8. The mixed proton-electron conducting material according to claim 1 with the composition: Nd6W1.1O12−δ, Nd5LaW1.1O12−δ, Nd5CeW1.1O12−δ, Nd5PrW1.1O12−δ, Nd5SmW1.1O12−δ, Nd5EuW1.1O12−δ, Nd5GdW1.1O12−δ, Nd5TbW1.1O12−δ, Nd5YbW1.1O12−δ, La5EuW1.1O12−δ, La5CeW1.1O12−δ or La5TbW1.1O12−δ.

9. The mixed proton-electron conducting material according to claim 1, with the composition Ln6(W1-yBy)ZO12-δ, where x=0 and y>0.

10. The mixed proton-electron conducting material according to claim 9, with the composition Ln6WB0.1O12-δ or Ln6W0.6B0.5O12-δ, where in each case z=1.1.
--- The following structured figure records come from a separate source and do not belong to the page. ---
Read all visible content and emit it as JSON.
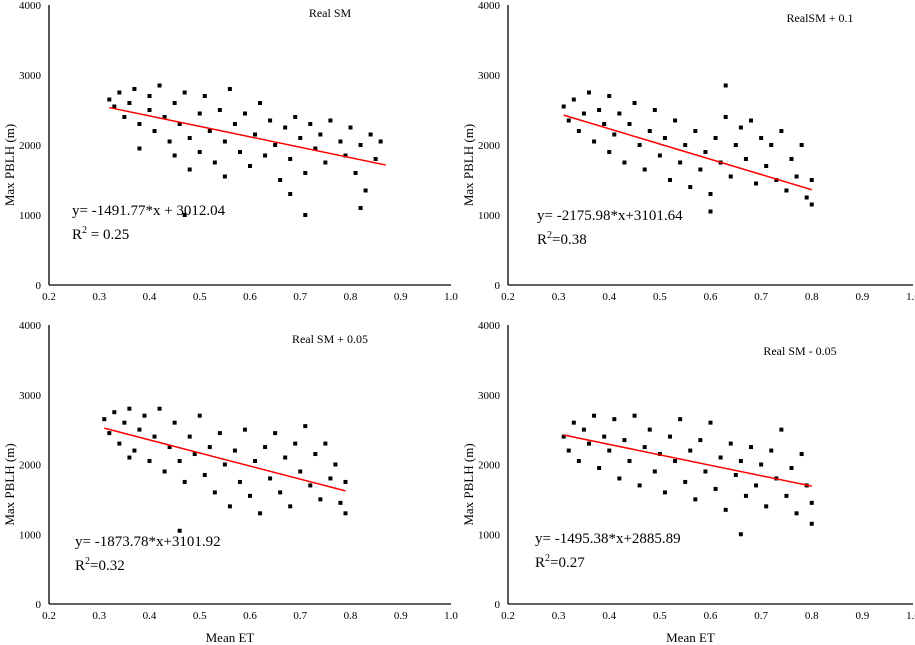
{
  "chart_data": [
    {
      "type": "scatter",
      "title": "Real SM",
      "xlabel": "",
      "ylabel": "Max PBLH (m)",
      "xlim": [
        0.2,
        1.0
      ],
      "ylim": [
        0,
        4000
      ],
      "xticks": [
        "0.2",
        "0.3",
        "0.4",
        "0.5",
        "0.6",
        "0.7",
        "0.8",
        "0.9",
        "1.0"
      ],
      "yticks": [
        "0",
        "1000",
        "2000",
        "3000",
        "4000"
      ],
      "grid": false,
      "equation": "y= -1491.77*x + 3012.04",
      "r2_label": "R",
      "r2_value": " = 0.25",
      "fit": {
        "slope": -1491.77,
        "intercept": 3012.04,
        "x_range": [
          0.32,
          0.87
        ]
      },
      "points": [
        [
          0.32,
          2650
        ],
        [
          0.33,
          2550
        ],
        [
          0.34,
          2750
        ],
        [
          0.35,
          2400
        ],
        [
          0.36,
          2600
        ],
        [
          0.37,
          2800
        ],
        [
          0.38,
          2300
        ],
        [
          0.38,
          1950
        ],
        [
          0.4,
          2700
        ],
        [
          0.4,
          2500
        ],
        [
          0.41,
          2200
        ],
        [
          0.42,
          2850
        ],
        [
          0.43,
          2400
        ],
        [
          0.44,
          2050
        ],
        [
          0.45,
          2600
        ],
        [
          0.45,
          1850
        ],
        [
          0.46,
          2300
        ],
        [
          0.47,
          2750
        ],
        [
          0.48,
          2100
        ],
        [
          0.48,
          1650
        ],
        [
          0.5,
          2450
        ],
        [
          0.5,
          1900
        ],
        [
          0.51,
          2700
        ],
        [
          0.52,
          2200
        ],
        [
          0.53,
          1750
        ],
        [
          0.54,
          2500
        ],
        [
          0.55,
          2050
        ],
        [
          0.55,
          1550
        ],
        [
          0.56,
          2800
        ],
        [
          0.57,
          2300
        ],
        [
          0.58,
          1900
        ],
        [
          0.59,
          2450
        ],
        [
          0.6,
          1700
        ],
        [
          0.61,
          2150
        ],
        [
          0.62,
          2600
        ],
        [
          0.63,
          1850
        ],
        [
          0.64,
          2350
        ],
        [
          0.65,
          2000
        ],
        [
          0.66,
          1500
        ],
        [
          0.67,
          2250
        ],
        [
          0.68,
          1800
        ],
        [
          0.69,
          2400
        ],
        [
          0.7,
          2100
        ],
        [
          0.71,
          1600
        ],
        [
          0.72,
          2300
        ],
        [
          0.73,
          1950
        ],
        [
          0.74,
          2150
        ],
        [
          0.75,
          1750
        ],
        [
          0.76,
          2350
        ],
        [
          0.78,
          2050
        ],
        [
          0.79,
          1850
        ],
        [
          0.8,
          2250
        ],
        [
          0.81,
          1600
        ],
        [
          0.82,
          2000
        ],
        [
          0.83,
          1350
        ],
        [
          0.84,
          2150
        ],
        [
          0.85,
          1800
        ],
        [
          0.86,
          2050
        ],
        [
          0.71,
          1000
        ],
        [
          0.47,
          1000
        ],
        [
          0.82,
          1100
        ],
        [
          0.68,
          1300
        ]
      ],
      "colors": {
        "points": "#000000",
        "fit": "#ff0000"
      }
    },
    {
      "type": "scatter",
      "title": "RealSM + 0.1",
      "xlabel": "",
      "ylabel": "Max PBLH (m)",
      "xlim": [
        0.2,
        1.0
      ],
      "ylim": [
        0,
        4000
      ],
      "xticks": [
        "0.2",
        "0.3",
        "0.4",
        "0.5",
        "0.6",
        "0.7",
        "0.8",
        "0.9",
        "1.0"
      ],
      "yticks": [
        "0",
        "1000",
        "2000",
        "3000",
        "4000"
      ],
      "grid": false,
      "equation": "y= -2175.98*x+3101.64",
      "r2_label": "R",
      "r2_value": "=0.38",
      "fit": {
        "slope": -2175.98,
        "intercept": 3101.64,
        "x_range": [
          0.31,
          0.8
        ]
      },
      "points": [
        [
          0.31,
          2550
        ],
        [
          0.32,
          2350
        ],
        [
          0.33,
          2650
        ],
        [
          0.34,
          2200
        ],
        [
          0.35,
          2450
        ],
        [
          0.36,
          2750
        ],
        [
          0.37,
          2050
        ],
        [
          0.38,
          2500
        ],
        [
          0.39,
          2300
        ],
        [
          0.4,
          2700
        ],
        [
          0.4,
          1900
        ],
        [
          0.41,
          2150
        ],
        [
          0.42,
          2450
        ],
        [
          0.43,
          1750
        ],
        [
          0.44,
          2300
        ],
        [
          0.45,
          2600
        ],
        [
          0.46,
          2000
        ],
        [
          0.47,
          1650
        ],
        [
          0.48,
          2200
        ],
        [
          0.49,
          2500
        ],
        [
          0.5,
          1850
        ],
        [
          0.51,
          2100
        ],
        [
          0.52,
          1500
        ],
        [
          0.53,
          2350
        ],
        [
          0.54,
          1750
        ],
        [
          0.55,
          2000
        ],
        [
          0.56,
          1400
        ],
        [
          0.57,
          2200
        ],
        [
          0.58,
          1650
        ],
        [
          0.59,
          1900
        ],
        [
          0.6,
          1300
        ],
        [
          0.61,
          2100
        ],
        [
          0.62,
          1750
        ],
        [
          0.63,
          2400
        ],
        [
          0.64,
          1550
        ],
        [
          0.65,
          2000
        ],
        [
          0.66,
          2250
        ],
        [
          0.67,
          1800
        ],
        [
          0.68,
          2350
        ],
        [
          0.69,
          1450
        ],
        [
          0.7,
          2100
        ],
        [
          0.71,
          1700
        ],
        [
          0.72,
          2000
        ],
        [
          0.73,
          1500
        ],
        [
          0.74,
          2200
        ],
        [
          0.75,
          1350
        ],
        [
          0.76,
          1800
        ],
        [
          0.77,
          1550
        ],
        [
          0.78,
          2000
        ],
        [
          0.79,
          1250
        ],
        [
          0.8,
          1500
        ],
        [
          0.8,
          1150
        ],
        [
          0.63,
          2850
        ],
        [
          0.6,
          1050
        ]
      ],
      "colors": {
        "points": "#000000",
        "fit": "#ff0000"
      }
    },
    {
      "type": "scatter",
      "title": "Real SM + 0.05",
      "xlabel": "Mean ET",
      "ylabel": "Max PBLH (m)",
      "xlim": [
        0.2,
        1.0
      ],
      "ylim": [
        0,
        4000
      ],
      "xticks": [
        "0.2",
        "0.3",
        "0.4",
        "0.5",
        "0.6",
        "0.7",
        "0.8",
        "0.9",
        "1.0"
      ],
      "yticks": [
        "0",
        "1000",
        "2000",
        "3000",
        "4000"
      ],
      "grid": false,
      "equation": "y= -1873.78*x+3101.92",
      "r2_label": "R",
      "r2_value": "=0.32",
      "fit": {
        "slope": -1873.78,
        "intercept": 3101.92,
        "x_range": [
          0.31,
          0.79
        ]
      },
      "points": [
        [
          0.31,
          2650
        ],
        [
          0.32,
          2450
        ],
        [
          0.33,
          2750
        ],
        [
          0.34,
          2300
        ],
        [
          0.35,
          2600
        ],
        [
          0.36,
          2800
        ],
        [
          0.37,
          2200
        ],
        [
          0.38,
          2500
        ],
        [
          0.39,
          2700
        ],
        [
          0.4,
          2050
        ],
        [
          0.41,
          2400
        ],
        [
          0.42,
          2800
        ],
        [
          0.43,
          1900
        ],
        [
          0.44,
          2250
        ],
        [
          0.45,
          2600
        ],
        [
          0.46,
          2050
        ],
        [
          0.47,
          1750
        ],
        [
          0.48,
          2400
        ],
        [
          0.49,
          2150
        ],
        [
          0.5,
          2700
        ],
        [
          0.51,
          1850
        ],
        [
          0.52,
          2250
        ],
        [
          0.53,
          1600
        ],
        [
          0.54,
          2450
        ],
        [
          0.55,
          2000
        ],
        [
          0.56,
          1400
        ],
        [
          0.57,
          2200
        ],
        [
          0.58,
          1750
        ],
        [
          0.59,
          2500
        ],
        [
          0.6,
          1550
        ],
        [
          0.61,
          2050
        ],
        [
          0.62,
          1300
        ],
        [
          0.63,
          2250
        ],
        [
          0.64,
          1800
        ],
        [
          0.65,
          2450
        ],
        [
          0.66,
          1600
        ],
        [
          0.67,
          2100
        ],
        [
          0.68,
          1400
        ],
        [
          0.69,
          2300
        ],
        [
          0.7,
          1900
        ],
        [
          0.71,
          2550
        ],
        [
          0.72,
          1700
        ],
        [
          0.73,
          2150
        ],
        [
          0.74,
          1500
        ],
        [
          0.75,
          2300
        ],
        [
          0.76,
          1800
        ],
        [
          0.77,
          2000
        ],
        [
          0.78,
          1450
        ],
        [
          0.79,
          1300
        ],
        [
          0.79,
          1750
        ],
        [
          0.46,
          1050
        ],
        [
          0.36,
          2100
        ]
      ],
      "colors": {
        "points": "#000000",
        "fit": "#ff0000"
      }
    },
    {
      "type": "scatter",
      "title": "Real SM - 0.05",
      "xlabel": "Mean ET",
      "ylabel": "Max PBLH (m)",
      "xlim": [
        0.2,
        1.0
      ],
      "ylim": [
        0,
        4000
      ],
      "xticks": [
        "0.2",
        "0.3",
        "0.4",
        "0.5",
        "0.6",
        "0.7",
        "0.8",
        "0.9",
        "1.0"
      ],
      "yticks": [
        "0",
        "1000",
        "2000",
        "3000",
        "4000"
      ],
      "grid": false,
      "equation": "y= -1495.38*x+2885.89",
      "r2_label": "R",
      "r2_value": "=0.27",
      "fit": {
        "slope": -1495.38,
        "intercept": 2885.89,
        "x_range": [
          0.31,
          0.8
        ]
      },
      "points": [
        [
          0.31,
          2400
        ],
        [
          0.32,
          2200
        ],
        [
          0.33,
          2600
        ],
        [
          0.34,
          2050
        ],
        [
          0.35,
          2500
        ],
        [
          0.36,
          2300
        ],
        [
          0.37,
          2700
        ],
        [
          0.38,
          1950
        ],
        [
          0.39,
          2400
        ],
        [
          0.4,
          2200
        ],
        [
          0.41,
          2650
        ],
        [
          0.42,
          1800
        ],
        [
          0.43,
          2350
        ],
        [
          0.44,
          2050
        ],
        [
          0.45,
          2700
        ],
        [
          0.46,
          1700
        ],
        [
          0.47,
          2250
        ],
        [
          0.48,
          2500
        ],
        [
          0.49,
          1900
        ],
        [
          0.5,
          2150
        ],
        [
          0.51,
          1600
        ],
        [
          0.52,
          2400
        ],
        [
          0.53,
          2050
        ],
        [
          0.54,
          2650
        ],
        [
          0.55,
          1750
        ],
        [
          0.56,
          2200
        ],
        [
          0.57,
          1500
        ],
        [
          0.58,
          2350
        ],
        [
          0.59,
          1900
        ],
        [
          0.6,
          2600
        ],
        [
          0.61,
          1650
        ],
        [
          0.62,
          2100
        ],
        [
          0.63,
          1350
        ],
        [
          0.64,
          2300
        ],
        [
          0.65,
          1850
        ],
        [
          0.66,
          2050
        ],
        [
          0.67,
          1550
        ],
        [
          0.68,
          2250
        ],
        [
          0.69,
          1700
        ],
        [
          0.7,
          2000
        ],
        [
          0.71,
          1400
        ],
        [
          0.72,
          2200
        ],
        [
          0.73,
          1800
        ],
        [
          0.74,
          2500
        ],
        [
          0.75,
          1550
        ],
        [
          0.76,
          1950
        ],
        [
          0.77,
          1300
        ],
        [
          0.78,
          2150
        ],
        [
          0.79,
          1700
        ],
        [
          0.8,
          1450
        ],
        [
          0.8,
          1150
        ],
        [
          0.66,
          1000
        ]
      ],
      "colors": {
        "points": "#000000",
        "fit": "#ff0000"
      }
    }
  ]
}
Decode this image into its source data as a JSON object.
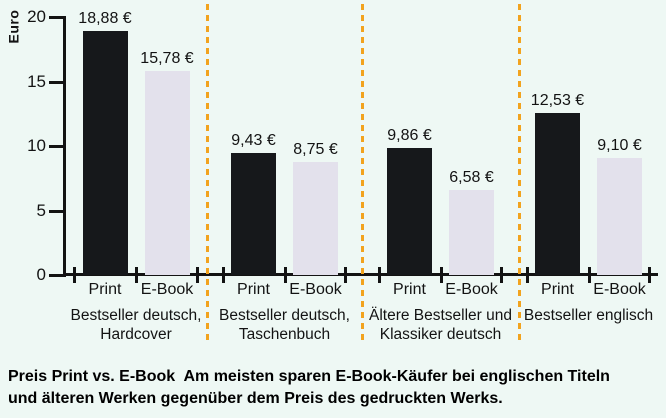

11. The mixed proton-electron conducting material according to claim 9, with the composition Ln6(W1-yBy)1.1O12-δ, where z=1.1.

12. The mixed proton-electron conducting material according to claim 9, where Ln=La or Nd.

13. The mixed proton-electron conducting material according to claim 9, where B=at least one element from the group (Mo, Re, U, Cr, Nb).

14. The mixed proton-electron conducting material according to claim 9, with the composition: Nd6WMo0.1O12−δ, Nd6W0.6Mo0.5O12−δ, Nd6WRe0.1O12−δ, Nd6W0.6Re0.5O12−δ, Nd6WU0.1O12−δ, Nd6W0.6U0.5O12−δ, Nd6WCr0.1O12−δ, Nd6W0.6Cr0.5O12−δ, Nd6WNb0.1O12−δ, Nd6W0.6Nb0.5O12−δ, La6WMo0.1O12−δ, La6W0.6Mo0.5O12−δ, La6WRe0.1O12−δ, La6W0.6Re0.5O12−δ, La6WU0.1O12−δ, La6W0.6U0.5O12−δ, La6WCr0.1O12−δ, La6W0.6Cr0.5O12−δ, La6WNb0.1O12−δ or La6W0.6Nb0.5O12−δ.

15. The mixed proton-electron conducting material according to claim 1, with the composition La5A(W1-yBy)1.1O12-δ, where Ln=La and z=1.1.

16. The mixed proton-electron conducting material according to claim 15, with the composition: La5NdWMo0.1O12−δ, La5NdW0.6Mo0.5O12−δ, La5NdWRe0.1O12−δ, La5NdW0.6Re0.5O12−δ, La5NdWU0.1O12−δ, La5NdW0.6U0.5O12−δ, La5NdWCr0.1O12−δ, La5NdW0.6Cr0.5O12−δ, La5NdWNb0.1O12−δ, La5NdW0.6Nb0.5O12−δ, La5CeWMo0.1O12−δ, La5CeW0.6Mo0.5O12−δ, La5CeWRe0.1O12−δ, La5CeW0.6Re0.5O12−δ, La5CeWU0.1O12−δ, La5CeW0.6U0.5O12−δ, La5CeWCr0.1O12−δ, La5CeW0.6Cr0.5O12−δ, La5CeWNb0.1O12−δ, La5CeW0.6Nb0.5O12−δ, La5GdWMo0.1O12−δ, La5GdW0.6Mo0.5O12−δ, La5GdWRe0.1O12−δ, La5GdW0.6Re0.5O12−δ, La5GdWU0.1O12−δ, La5GdW0.6U0.5O12−δ, La5GdWCr0.1O12−δ, La5GdW0.6Cr0.5O12−δ, La5GdWNb0.1O12−δ, or La5GdW0.6Nb0.5O12−δ.

17. A gas-tight, hydrogen-permeable membrane, comprising a mixed proton-electron conducting material according to claim 1, for the separation of hydrogen from a gas mixture.

18. An electrolyte for a high-temperature fuel cell, comprising a mixed proton-electron conducting material according to claim 1.